What responsible dependency management looks like

Scanning dependencies for known vulnerabilities (CVEs) is necessary but not sufficient. CVE databases capture known vulnerabilities; supply chain attacks often involve newly published malicious packages with no CVE yet. Effective supply chain security requires scanning for behavioral signals — packages that exfiltrate data, packages with recently changed ownership, packages with minimal adoption history that match the names of popular libraries.

The tooling for this has matured significantly. Tools like Vekt (kief.dev/vekt) scan package lockfiles across multiple ecosystems — npm, PyPI, Cargo, Go, Maven, and others — checking against both CVE/GHSA databases and malicious package advisories in real time. The 50-free-scans-per-day tier is enough for most small teams to validate dependencies before deployment without ongoing cost.

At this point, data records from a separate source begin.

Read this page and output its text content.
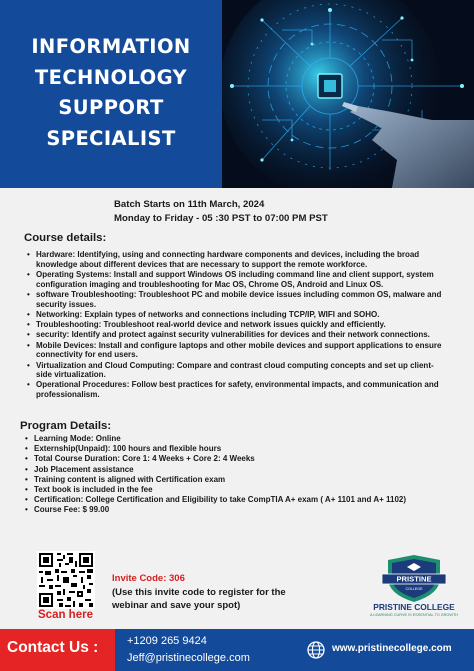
INFORMATION
TECHNOLOGY
SUPPORT
SPECIALIST
Batch Starts on 11th March, 2024
Monday to Friday - 05 :30 PST to 07:00 PM PST
Course details:
• Hardware: Identifying, using and connecting hardware components and devices, including the broad knowledge about different devices that are necessary to support the remote workforce.
• Operating Systems: Install and support Windows OS including command line and client support, system configuration imaging and troubleshooting for Mac OS, Chrome OS, Android and Linux OS.
• software Troubleshooting: Troubleshoot PC and mobile device issues including common OS, malware and security issues.
• Networking: Explain types of networks and connections including TCP/IP, WIFI and SOHO.
• Troubleshooting: Troubleshoot real-world device and network issues quickly and efficiently.
• security: Identify and protect against security vulnerabilities for devices and their network connections.
• Mobile Devices: Install and configure laptops and other mobile devices and support applications to ensure connectivity for end users.
• Virtualization and Cloud Computing: Compare and contrast cloud computing concepts and set up client-side virtualization.
• Operational Procedures: Follow best practices for safety, environmental impacts, and communication and professionalism.
Program Details:
• Learning Mode: Online
• Externship(Unpaid): 100 hours and flexible hours
• Total Course Duration: Core 1: 4 Weeks + Core 2: 4 Weeks
• Job Placement assistance
• Training content is aligned with Certification exam
• Text book is included in the fee
• Certification: College Certification and Eligibility to take CompTIA A+ exam ( A+ 1101 and A+ 1102)
• Course Fee: $ 99.00
Scan here
Invite Code: 306
(Use this invite code to register for the webinar and save your spot)
PRISTINE
COLLEGE
PRISTINE COLLEGE
A LEARNING CURVE IS ESSENTIAL TO GROWTH
Contact Us :	+1209 265 9424
Jeff@pristinecollege.com
www.pristinecollege.com
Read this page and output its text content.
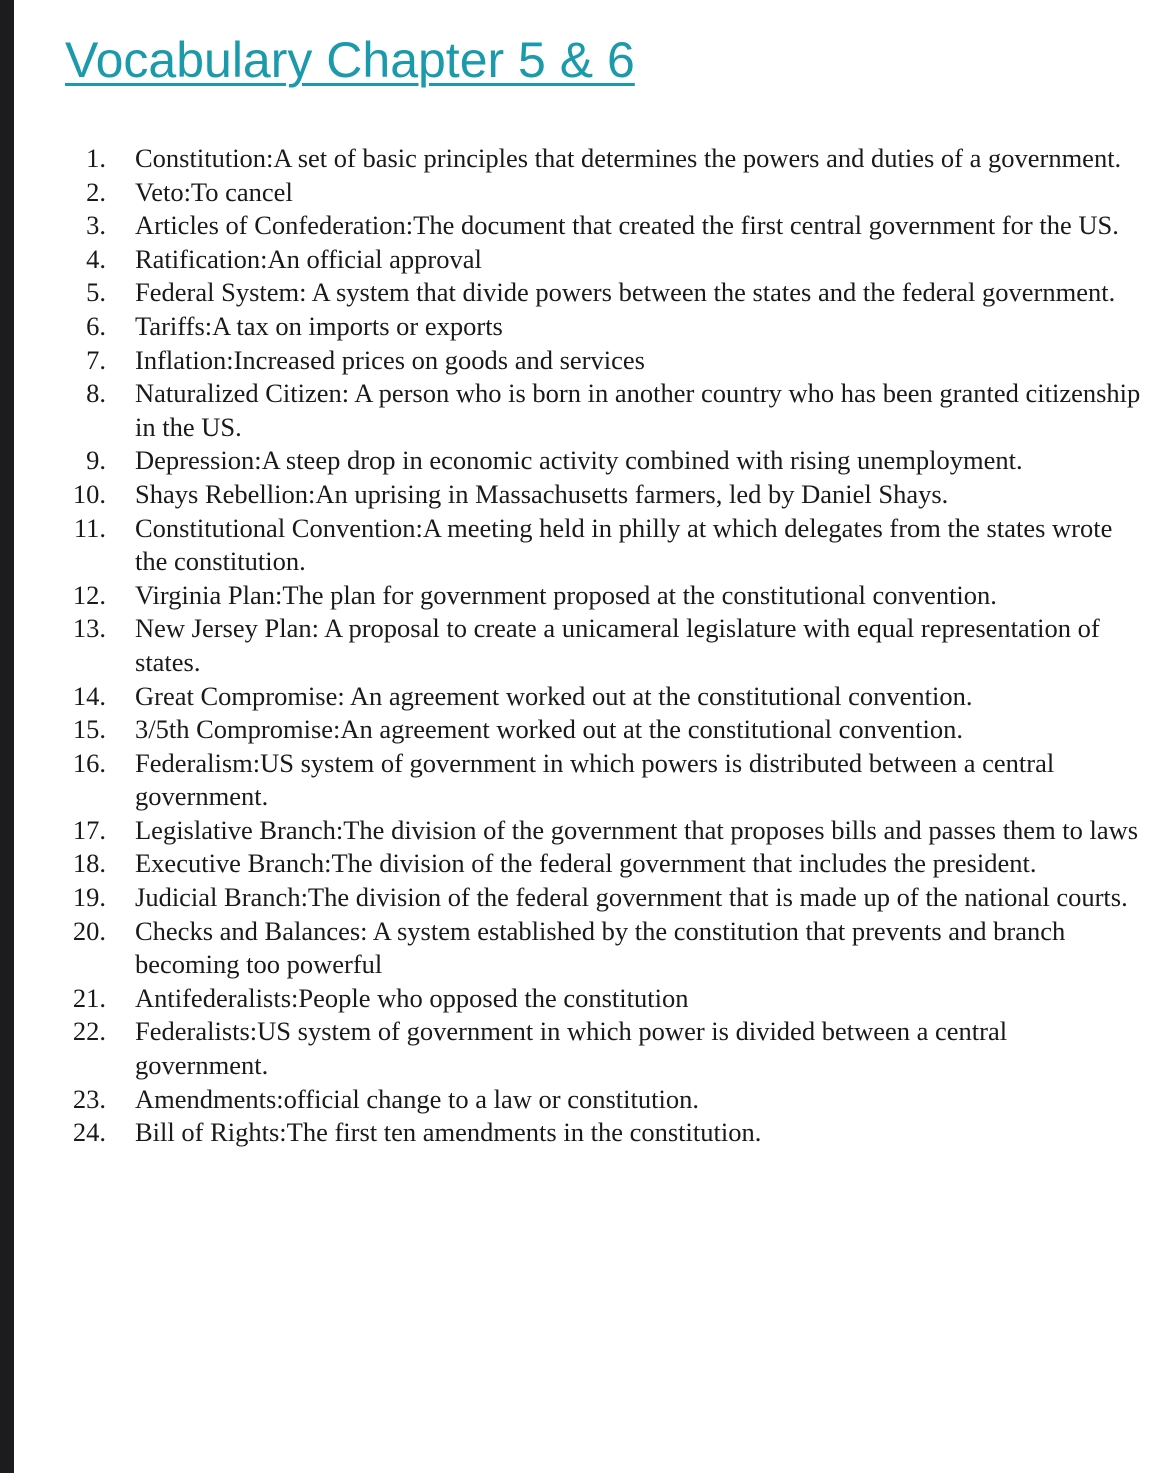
Vocabulary Chapter 5 & 6
1. Constitution:A set of basic principles that determines the powers and duties of a government.
2. Veto:To cancel
3. Articles of Confederation:The document that created the first central government for the US.
4. Ratification:An official approval
5. Federal System: A system that divide powers between the states and the federal government.
6. Tariffs:A tax on imports or exports
7. Inflation:Increased prices on goods and services
8. Naturalized Citizen: A person who is born in another country who has been granted citizenship in the US.
9. Depression:A steep drop in economic activity combined with rising unemployment.
10. Shays Rebellion:An uprising in Massachusetts farmers, led by Daniel Shays.
11. Constitutional Convention:A meeting held in philly at which delegates from the states wrote the constitution.
12. Virginia Plan:The plan for government proposed at the constitutional convention.
13. New Jersey Plan: A proposal to create a unicameral legislature with equal representation of states.
14. Great Compromise: An agreement worked out at the constitutional convention.
15. 3/5th Compromise:An agreement worked out at the constitutional convention.
16. Federalism:US system of government in which powers is distributed between a central government.
17. Legislative Branch:The division of the government that proposes bills and passes them to laws
18. Executive Branch:The division of the federal government that includes the president.
19. Judicial Branch:The division of the federal government that is made up of the national courts.
20. Checks and Balances: A system established by the constitution that prevents and branch becoming too powerful
21. Antifederalists:People who opposed the constitution
22. Federalists:US system of government in which power is divided between a central government.
23. Amendments:official change to a law or constitution.
24. Bill of Rights:The first ten amendments in the constitution.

The practice of checking dependencies before deployment — not just at project setup, but on every update and as part of the CI pipeline — is the operational discipline that turns supply chain risk from a blind spot into a managed variable.

Honeycomb security mesh with hot pink bioluminescent edges — interconnected defense architecture where each cell depends on adjacent integrity
Vekt's software bill of materials tooling gives organizations the visibility into their dependency graph that supply chain risk management requires. You cannot defend what you haven't mapped.

Related reading

Frequently asked questions about supply chain attacks

Are supply chain attacks only a risk for large companies?

No. Large companies are high-value targets, but the attack infrastructure targets developers and projects at every scale. A compromised npm package that gets installed in a small business's web project represents the same opportunity for the attacker as the same package installed in an enterprise codebase. The risk scales with the sensitivity of the data and systems accessible from the compromised environment, not with company size.

How do I know if my current dependencies are safe?

Run them through a dependency scanner against current CVE/GHSA databases and malicious package advisory sources. The results won't tell you everything — newly introduced malicious packages may not have advisories yet — but they identify known vulnerabilities and flagged packages. Checking lockfiles (package-lock.json, Cargo.lock, etc.) rather than just direct dependencies ensures transitive dependencies are included in the scan.

What's the difference between a CVE and a malicious package advisory?

A CVE (Common Vulnerabilities and Exposures) describes a known security flaw in legitimate software — a bug that can be exploited. A malicious package advisory (like those in the OSV-schema MAL-* namespace) describes a package that was intentionally created or modified to cause harm. Both represent risk, but they require different detection approaches: CVEs are identified by version and known vulnerability, malicious packages by behavioral analysis and publication patterns.

What should a non-technical business owner ask their development team about supply chain risk?

Three questions: Do we scan our dependencies for known vulnerabilities before deployment? Do we have a process for reviewing dependency updates before applying them? And do we know what data our third-party packages can access at runtime? If the answers are no, no, and no, that's a conversation worth having before an incident makes it urgent.